OGH-Entscheidung vom 22.12.2021, 6 Ob 214/21w

 

Sachverhalt:

Die Antragsgegnerin ist eine eingetragene Erwerbs- und Wirtschaftsgenossenschaft mit beschränkter Haftung. Der Antragsteller ist Genossenschafter der Antragsgegnerin. Der Genossenschaftsvertrag enthielt keine allgemeine Regelung zu Einsichtsrechten der Genossenschafter. Der Antragsteller beantragte bei Gericht, dass die Antragsgegnerin ihm volle Einsichtnahme in das Mitgliederregister samt Mitgliedernummern und Adressdaten gewähren müsse. Das Einsichtsrecht in die Adressdaten sei insbesondere zur Geltendmachung seiner Minderheitenrechte unerlässlich.

 

Entscheidung:

Das Erstgericht gab dem Antrag zur Gänze statt. Das Rekursgericht bestätigte diese Entscheidung grundsätzlich. Der OGH befand den dagegen erhobenen Revisionsrekurs zwar für zulässig, aber nicht berechtigt.

Zum Einsichtsrecht des Genossenschafters stellte der OGH klar, dass die nach § 14 GenG gestattete Einsichtnahme in das Register (Mitgliederverzeichnis) das Recht der Abschriftnahme einschließe; dieses Recht erstrecke sich auch auf die Adressen der Genossenschafter. Der Oberste Gerichtshof bejahte somit ein Einsichtsrecht auch hinsichtlich der Adressen. Auch eine separat vom Mitgliederverzeichnis nach § 14 Abs 1 GenG geführte Adressenliste wäre gemäß § 1194 Abs 1 S 2 iVm § 1175 Abs 4 ABGB grundsätzlich für den Genossenschafter einsehbar.

Zur Erforderlichkeit der Datenverarbeitung führte der OGH aus, dass die Adressdaten der Genossenschafter unstrittig als personenbezogene Daten (Art 4 Z 1 DSGVO) und die begehrte Einsichtnahme als Verarbeitung (Art 4 Z 2 DSGVO) zu qualifizieren sind. Das Gebot der eindeutigen Zweckbestimmung folgt primär aus Art 5 Abs 1 lit b DSGVO, ergibt sich aber indirekt auch aus dem in Art 5 Abs 1 lit a DSGVO manifestierten Transparenzgebot. Der Zweck der Ausübung und Organisation von Minderheitenrechten im Zusammenhang mit der Einberufung einer Generalversammlung wurde als ausreichend bestimmt erachtet.

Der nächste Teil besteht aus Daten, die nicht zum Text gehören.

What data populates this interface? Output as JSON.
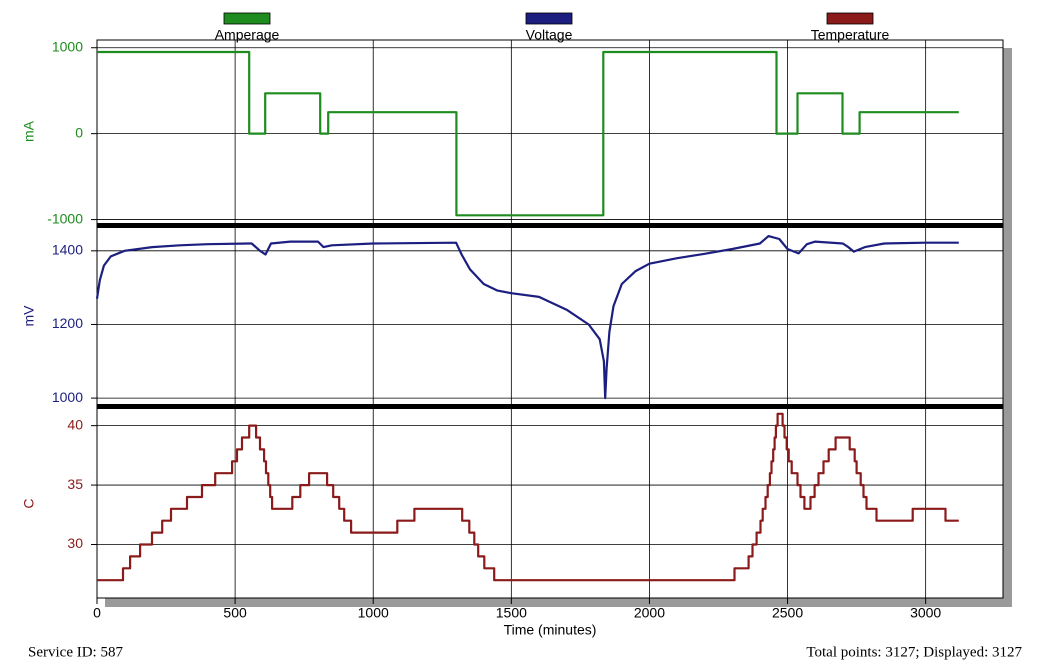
{
  "chart_data": [
    {
      "type": "line",
      "y_label": "mA",
      "ylim": [
        -1040,
        1090
      ],
      "yticks": [
        -1000,
        0,
        1000
      ],
      "xlim": [
        0,
        3280
      ],
      "xticks": [
        0,
        500,
        1000,
        1500,
        2000,
        2500,
        3000
      ],
      "grid": true,
      "x": [
        0,
        551,
        551,
        609,
        609,
        808,
        808,
        837,
        837,
        1301,
        1301,
        1833,
        1833,
        2460,
        2460,
        2536,
        2536,
        2699,
        2699,
        2761,
        2761,
        3120
      ],
      "series": [
        {
          "name": "Amperage",
          "color": "#1e8c1e",
          "values": [
            950,
            950,
            0,
            0,
            470,
            470,
            0,
            0,
            250,
            250,
            -950,
            -950,
            950,
            950,
            0,
            0,
            470,
            470,
            0,
            0,
            250,
            250
          ]
        }
      ]
    },
    {
      "type": "line",
      "y_label": "mV",
      "ylim": [
        984,
        1462
      ],
      "yticks": [
        1000,
        1200,
        1400
      ],
      "xlim": [
        0,
        3280
      ],
      "xticks": [
        0,
        500,
        1000,
        1500,
        2000,
        2500,
        3000
      ],
      "grid": true,
      "x": [
        0,
        10,
        25,
        50,
        100,
        200,
        300,
        400,
        550,
        560,
        590,
        610,
        630,
        700,
        800,
        820,
        850,
        1000,
        1300,
        1320,
        1350,
        1400,
        1450,
        1500,
        1600,
        1700,
        1780,
        1820,
        1835,
        1840,
        1845,
        1855,
        1870,
        1900,
        1950,
        2000,
        2100,
        2200,
        2300,
        2400,
        2431,
        2470,
        2500,
        2540,
        2570,
        2600,
        2700,
        2720,
        2740,
        2780,
        2850,
        3000,
        3120
      ],
      "series": [
        {
          "name": "Voltage",
          "color": "#1c1f80",
          "values": [
            1270,
            1320,
            1360,
            1385,
            1400,
            1410,
            1415,
            1418,
            1420,
            1420,
            1400,
            1390,
            1420,
            1425,
            1425,
            1410,
            1415,
            1420,
            1422,
            1390,
            1350,
            1310,
            1292,
            1285,
            1275,
            1240,
            1200,
            1160,
            1100,
            1000,
            1080,
            1180,
            1250,
            1310,
            1345,
            1365,
            1380,
            1392,
            1405,
            1420,
            1440,
            1432,
            1405,
            1393,
            1418,
            1425,
            1420,
            1410,
            1398,
            1410,
            1420,
            1422,
            1422
          ]
        }
      ]
    },
    {
      "type": "line",
      "y_label": "C",
      "x_label": "Time (minutes)",
      "ylim": [
        25.5,
        41.4
      ],
      "yticks": [
        30,
        35,
        40
      ],
      "xlim": [
        0,
        3280
      ],
      "xticks": [
        0,
        500,
        1000,
        1500,
        2000,
        2500,
        3000
      ],
      "grid": true,
      "x": [
        0,
        94,
        94,
        120,
        120,
        156,
        156,
        199,
        199,
        236,
        236,
        268,
        268,
        326,
        326,
        380,
        380,
        428,
        428,
        489,
        489,
        507,
        507,
        525,
        525,
        551,
        551,
        576,
        576,
        590,
        590,
        605,
        605,
        612,
        612,
        620,
        620,
        627,
        627,
        634,
        634,
        707,
        707,
        736,
        736,
        768,
        768,
        833,
        833,
        855,
        855,
        877,
        877,
        895,
        895,
        920,
        920,
        1087,
        1087,
        1149,
        1149,
        1322,
        1322,
        1348,
        1348,
        1366,
        1366,
        1380,
        1380,
        1402,
        1402,
        1438,
        1438,
        2308,
        2308,
        2359,
        2359,
        2373,
        2373,
        2388,
        2388,
        2402,
        2402,
        2410,
        2410,
        2420,
        2420,
        2428,
        2428,
        2436,
        2436,
        2442,
        2442,
        2448,
        2448,
        2453,
        2453,
        2458,
        2458,
        2464,
        2464,
        2482,
        2482,
        2489,
        2489,
        2497,
        2497,
        2504,
        2504,
        2515,
        2515,
        2536,
        2536,
        2547,
        2547,
        2561,
        2561,
        2583,
        2583,
        2598,
        2598,
        2612,
        2612,
        2630,
        2630,
        2649,
        2649,
        2674,
        2674,
        2725,
        2725,
        2743,
        2743,
        2750,
        2750,
        2765,
        2765,
        2775,
        2775,
        2786,
        2786,
        2822,
        2822,
        2953,
        2953,
        3072,
        3072,
        3120
      ],
      "series": [
        {
          "name": "Temperature",
          "color": "#8b1a1a",
          "values": [
            27,
            27,
            28,
            28,
            29,
            29,
            30,
            30,
            31,
            31,
            32,
            32,
            33,
            33,
            34,
            34,
            35,
            35,
            36,
            36,
            37,
            37,
            38,
            38,
            39,
            39,
            40,
            40,
            39,
            39,
            38,
            38,
            37,
            37,
            36,
            36,
            35,
            35,
            34,
            34,
            33,
            33,
            34,
            34,
            35,
            35,
            36,
            36,
            35,
            35,
            34,
            34,
            33,
            33,
            32,
            32,
            31,
            31,
            32,
            32,
            33,
            33,
            32,
            32,
            31,
            31,
            30,
            30,
            29,
            29,
            28,
            28,
            27,
            27,
            28,
            28,
            29,
            29,
            30,
            30,
            31,
            31,
            32,
            32,
            33,
            33,
            34,
            34,
            35,
            35,
            36,
            36,
            37,
            37,
            38,
            38,
            39,
            39,
            40,
            40,
            41,
            41,
            40,
            40,
            39,
            39,
            38,
            38,
            37,
            37,
            36,
            36,
            35,
            35,
            34,
            34,
            33,
            33,
            34,
            34,
            35,
            35,
            36,
            36,
            37,
            37,
            38,
            38,
            39,
            39,
            38,
            38,
            37,
            37,
            36,
            36,
            35,
            35,
            34,
            34,
            33,
            33,
            32,
            32,
            33,
            33,
            32,
            32
          ]
        }
      ]
    }
  ],
  "footer": {
    "left": "Service ID: 587",
    "right": "Total points: 3127; Displayed: 3127"
  }
}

Zur Rechtmäßigkeit der Verarbeitung erörterte der OGH Art 6 Abs 1 lit b, c und f DSGVO und kam schließlich zu dem Ergebnis, dass die Herausgabe personenbezogener Daten eines Genossenschafters an einen anderen Genossenschafter vom Erlaubnistatbestand des Art 6 Abs 1 lit b DSGVO umfasst ist. Eine systematische Auslegung der Erlaubnistatbestände des Art 6 Abs 1 DSGVO ergäbe zudem, dass die dreigliedrige Interessenabwägung (Vorliegen eines berechtigten Interesses, Erforderlichkeit der Verarbeitung der personenbezogenen Daten zur Verwirklichung des berechtigten Interesses und kein Überwiegen der Grundrechte und Grundfreiheiten der betroffenen Person) lediglich nach Art 6 Abs 1 lit f DSGVO erforderlich ist, nicht aber beim Erlaubnistatbestand des Art 6 Abs 1 lit b DSGVO

Auch eine Verletzung des Erforderlichkeitsgrundsatzes (Art 6 DSGVO) lag nach Ansicht des OGH nicht vor. Zusammenfassend bestätigte der OGH daher die Entscheidung des Rekursgerichts und gab dem Revisionsrekurs nicht Folge.